M-Polynomial of Product Graphs

TL;DR

This paper develops explicit formulas for the M-polynomial of various graph products, providing a unified framework to understand degree-based topological indices in complex graph constructions.

Contribution

It introduces new formulas for the M-polynomial of multiple graph products, extending the understanding of degree interactions in graph theory.

Findings

Explicit formulas for M-polynomial of Cartesian, direct, strong, lexicographic, symmetric-difference, disjunction, and Sierpiński products.

Unified structural description of degree interactions in graph products.

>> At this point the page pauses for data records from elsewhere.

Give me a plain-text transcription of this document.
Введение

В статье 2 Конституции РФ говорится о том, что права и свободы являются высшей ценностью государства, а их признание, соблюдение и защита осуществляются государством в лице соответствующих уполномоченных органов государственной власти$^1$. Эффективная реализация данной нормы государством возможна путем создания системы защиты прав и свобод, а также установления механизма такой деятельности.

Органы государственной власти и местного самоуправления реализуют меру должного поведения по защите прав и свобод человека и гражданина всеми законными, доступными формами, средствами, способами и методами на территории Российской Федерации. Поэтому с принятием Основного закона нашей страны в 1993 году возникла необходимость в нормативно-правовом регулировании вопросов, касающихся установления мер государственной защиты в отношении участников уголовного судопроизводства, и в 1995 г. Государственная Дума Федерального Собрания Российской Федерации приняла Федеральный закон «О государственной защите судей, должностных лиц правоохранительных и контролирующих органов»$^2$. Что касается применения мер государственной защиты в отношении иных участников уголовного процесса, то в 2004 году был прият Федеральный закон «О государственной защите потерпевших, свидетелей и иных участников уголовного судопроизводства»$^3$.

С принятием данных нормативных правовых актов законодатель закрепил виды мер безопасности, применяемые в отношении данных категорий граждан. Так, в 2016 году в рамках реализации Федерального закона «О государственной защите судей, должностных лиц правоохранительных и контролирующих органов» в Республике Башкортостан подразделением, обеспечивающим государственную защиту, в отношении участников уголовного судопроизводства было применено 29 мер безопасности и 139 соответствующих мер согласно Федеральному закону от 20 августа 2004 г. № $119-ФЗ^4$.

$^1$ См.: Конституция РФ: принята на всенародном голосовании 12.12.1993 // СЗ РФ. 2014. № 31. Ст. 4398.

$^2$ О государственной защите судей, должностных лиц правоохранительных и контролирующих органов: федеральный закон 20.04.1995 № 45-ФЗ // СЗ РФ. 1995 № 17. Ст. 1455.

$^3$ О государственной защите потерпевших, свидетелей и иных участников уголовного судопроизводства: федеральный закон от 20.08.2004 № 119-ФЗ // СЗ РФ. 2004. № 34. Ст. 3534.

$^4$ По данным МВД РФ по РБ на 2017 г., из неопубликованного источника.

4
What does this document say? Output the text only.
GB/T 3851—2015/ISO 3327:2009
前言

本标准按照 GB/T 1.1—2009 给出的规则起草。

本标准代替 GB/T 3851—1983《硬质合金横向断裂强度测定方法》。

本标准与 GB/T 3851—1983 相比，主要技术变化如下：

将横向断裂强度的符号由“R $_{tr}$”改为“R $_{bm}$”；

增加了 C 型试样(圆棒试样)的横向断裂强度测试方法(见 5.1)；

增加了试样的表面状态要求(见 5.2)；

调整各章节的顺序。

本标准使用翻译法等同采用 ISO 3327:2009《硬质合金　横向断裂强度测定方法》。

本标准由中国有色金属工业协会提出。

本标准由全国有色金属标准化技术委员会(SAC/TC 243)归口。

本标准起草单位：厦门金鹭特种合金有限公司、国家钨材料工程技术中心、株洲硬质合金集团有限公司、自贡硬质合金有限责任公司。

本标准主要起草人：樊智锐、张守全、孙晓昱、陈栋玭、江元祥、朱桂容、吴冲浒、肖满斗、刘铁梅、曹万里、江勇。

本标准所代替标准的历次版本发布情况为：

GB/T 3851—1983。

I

Extension of existing degree-based index results at the polynomial level.

Abstract

The M-polynomial provides a unifying framework for a wide class of degree-based topological indices. Despite its structural importance, general methods for computing the M-polynomial under graph constructions remain limited. In this paper, explicit formulas, and compact ones whenever possible, for the M-polynomial under different graph products whose vertex sets are the Cartesian product of the factors are developed. The products studied are the direct, the Cartesian, the strong, the lexicographic, the symmetric-difference, the disjunction, and the Sierpi\'{n}ski product. The obtained formulas yield a unified structural description of how vertex-degree interactions propagate under graph constructions and extend existing results for degree-based indices at the polynomial level.